Overall, the PHS outscored its 14 opponents in 1987 by a whopping 380-84 margin.

In fact, the Panthers recorded shutouts in half of the 10 regular season wins, including capping that run with a 14-0 whitewashing of arch-rival Moss Point. That win, along with a 12-point, 29-17 road win over Ocean Springs three weeks before, were the closest games Pascagoula played in the regular season.

Perhaps the biggest regular season win of the campaign came against defending state champion Picayune in week five. The Maroon Tide was ranked in The USA Today Top 20 at that point, and led 7-0 at halftime. But the Panthers rolled up 31 unanswered points in the second half and rolled to a 31-7 win that gave notice to everyone state-wide that they were a force to be reckoned with from there on out.

After the win over MPHS to end the regular season, Pascagoula moved past Harrison Central (34-0), Warren Central (21-14) and Clinton to reach the state finals and then proceeded to smash a previously unbeaten Greenwood team to take the state crown.

Matthews finished the season completing 194 of 347 pass attempts for 2,650 yards and 25 touchdown passes.
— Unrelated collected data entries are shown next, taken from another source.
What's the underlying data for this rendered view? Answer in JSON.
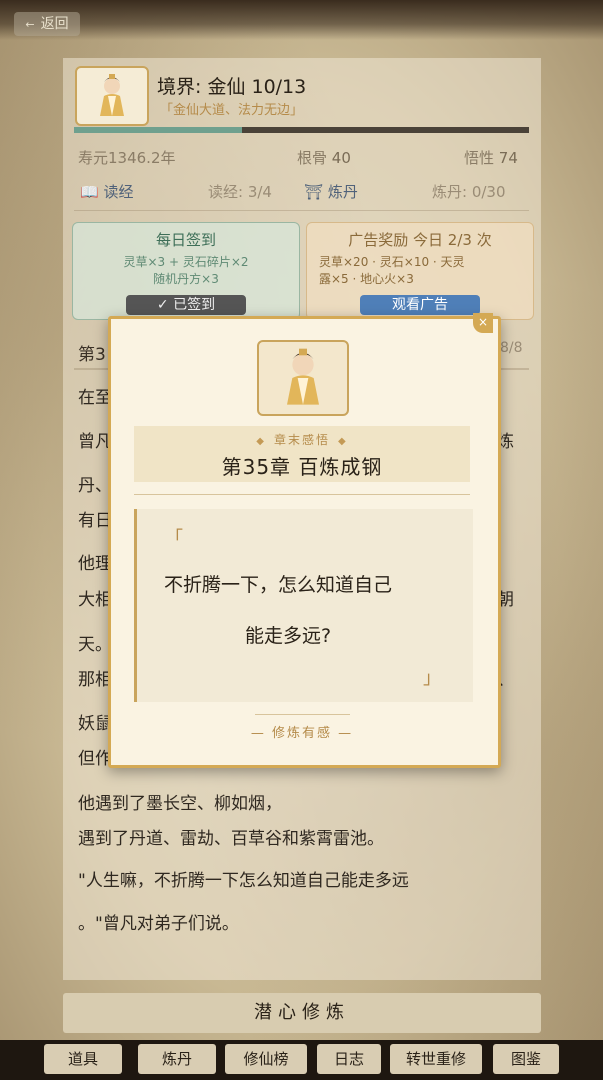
{
  "back_button": {
    "label": "返回"
  },
  "profile": {
    "realm_title": "境界: 金仙  10/13",
    "motto": "「金仙大道、法力无边」",
    "progress_fraction": 0.37,
    "lifespan": "寿元1346.2年",
    "root_label": "根骨",
    "root_value": "40",
    "insight_label": "悟性",
    "insight_value": "74"
  },
  "tasks": {
    "read_label": "读经",
    "read_count": "读经: 3/4",
    "alchemy_label": "炼丹",
    "alchemy_count": "炼丹: 0/30"
  },
  "rewards": {
    "daily": {
      "title": "每日签到",
      "desc1": "灵草×3 + 灵石碎片×2",
      "desc2": "随机丹方×3",
      "button": "✓ 已签到"
    },
    "ad": {
      "title": "广告奖励 今日 2/3 次",
      "desc1": "灵草×20 · 灵石×10 · 天灵",
      "desc2": "露×5 · 地心火×3",
      "button": "观看广告"
    }
  },
  "chapter": {
    "prefix": "第3",
    "progress": "8/8"
  },
  "story": {
    "l1": "在至",
    "l2": "曾凡",
    "l2_end": "炼",
    "l3": "丹、",
    "l4": "有日",
    "l5": "他理",
    "l6": "大相",
    "l6_end": "朝",
    "l7": "天。",
    "l8": "那相",
    "l8_end": "、",
    "l9": "妖鼠",
    "l10": "但作",
    "l11": "他遇到了墨长空、柳如烟，",
    "l12": "遇到了丹道、雷劫、百草谷和紫霄雷池。",
    "l13": "\"人生嘛，不折腾一下怎么知道自己能走多远",
    "l14": "。\"曾凡对弟子们说。"
  },
  "main_button": "潜心修炼",
  "nav": [
    "道具",
    "炼丹",
    "修仙榜",
    "日志",
    "转世重修",
    "图鉴"
  ],
  "modal": {
    "close_icon": "×",
    "subtitle": "章末感悟",
    "title": "第35章 百炼成钢",
    "quote_open": "「",
    "quote_line1": "不折腾一下，怎么知道自己",
    "quote_line2": "能走多远?",
    "quote_close": "」",
    "footer": "— 修炼有感 —"
  },
  "colors": {
    "accent_gold": "#d4a954",
    "progress_green": "#6fa08e",
    "ad_blue": "#4f7fb8"
  }
}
He also ran for four scores and finished with over 2,800 yards of total offense.

He went on to The University of Florida and became a two-time Southeastern Conference Player of the year, breaking many team and league passing records in the process under the guidance of the old ball coach Steve Spurrier. Matthews, who also played over a decade in the National Football League for various teams, is currently Florida’s color commentator on the school’s radio network.

Pascagoula senior standout center Frankie Godfrey, an all-state performer whom many observers felt was the top offensive lineman in the state, went on to start up front for LSU for several seasons. Tight end John Grant was a lethal weapon for Matthews as well, hauling in 53 passes for 967 yards and 11 scores. Kez McCorvey, a sophomore wide receiver, eventually signed with Florida State and played in the NFL also. Tailback Jamie Oatis ran for right at 800 yards.

Buckley also went to Florida State, and became an All-American cornerback. He then spent 14 years in the NFL and won a Super Bowl championship with the New England Patriots following the 2001 season.

Joseph went on to earn All-SEC honors as a defensive end at Mississippi State, while Alexander was a teammate of Godfrey’s at LSU. Tart played at Jackson State.

Quite a few others off that team, as many as perhaps 40 according to Matthews, went on to play college ball in some form or fashion.

Assisting Coach Matthews that season was offensive coordinator Bryant Smith and defensive coordinator Ted Taylor along with Randy Mitchell, Steve Nagy, and Jamie Kelley.

The 35th anniversary of the state title will be commemorated on Oct. 7th when Pascagoula hosts D’Iberville.